Q&A with Officer Ron Hall

LILLIAN J. KELLY

August 5, 2009 | 12:00 p.m. CST

Ron Hall and his canine companion, Leah, work as a team to find drugs that have been stashed in cars and homes. Collecting more than $2 million in cash and street value of illegal substances such as marijuana, methamphetamine, cocaine and heroin for the city in the past three years, Hall and Leah have been what some might call effective at “finding.” “Working with her is the best job in the entire department,” Hall says. “She makes me look good.”

How much training did you have to go through to work with Leah?
When I first got her, we had to go through nine weeks of training in Virginia. The dog itself doesn’t need that long. A lot of the training is for me. I had to learn to read her. She isn’t trained to find drugs; she’s trained to find the odor. We go to training sessions in Virginia approximately two times per year.

FAST STATS

Age: Ron, 36; Leah, 4
(28 in dog years)
Columbia Resident since: Ron moved to Columbia when he was 14. Leah has lived with Ron for the past three years.
At the Job Since: Ron, Jan. 5, 1998; Leah, 3 years this December

Do you use treats as a reward in training?
When we do searches in houses or cars, people use food, especially fast food wrappers, to distract dogs from the scent of the drug. She needs to ignore food when she does her job. The Kong (a dog toy filled with flavored paste) is what she gets when she’s doing obedience. A rolled-up towel is the reward when she does her job.

What kind of training do you do with Leah?
There are two types of drills. When I hide the drugs, that’s training for her. When someone else hides the drugs, that’s training for me. I’m looking for alerts when I watch her. She follows or works a scent to the source, and then her trained response is to sit.

How did Leah learn to sniff out and identify drugs?
You take a towel and sterilize it. Then you leave it with marijuana (or another drug) for a while. The towel soaks up the smell of the drug. You start training them by playing with the towel. First, you throw it in their line of sight, then farther and farther away until you throw it out of their line of sight. When you’re doing “finds,” the dog thinks it’s finding its toy.

Have you ever not found drugs?
We’re not perfect, but 99.9 percent of the time; it’s my problem. My first search, cops found two or three grams of crack cocaine because I failed to get Leah where she needed to go to smell the odor.

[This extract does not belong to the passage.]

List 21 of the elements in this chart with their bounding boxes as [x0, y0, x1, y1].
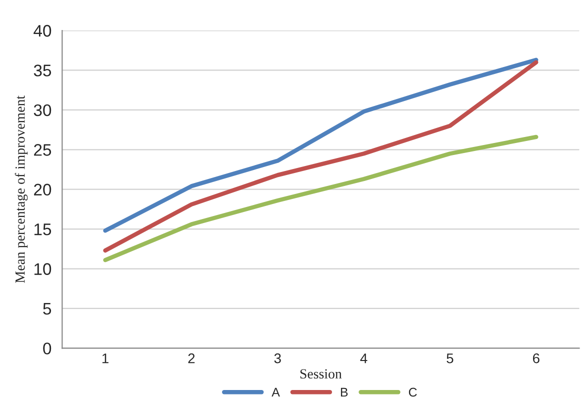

What’s the biggest bust you ever made?
It’s not always the big busts that are the best. Her very first find was a pinky-nail-sized piece of marijuana in a vehicle. You prove your dog’s worth when they hit on smaller amounts. One time at a house officers had searched, she found a little less than a kilo of crack cocaine and 2,000 ecstasy pills.

What happens if she eats the drugs?
I have a drug kit that I carry in case that happens. Usually I do a sweep of the area before I bring her in to make sure she’s safe.

What is one of the biggest challenges you’ve faced with Leah?
She’s very friendly, and some guys at the station were playing with her when I’d leave my office, and I didn’t know. When we got out into the field, she didn’t want to do her job. Instead she’d want to go hang out with the other officers because she knew they’d play with her.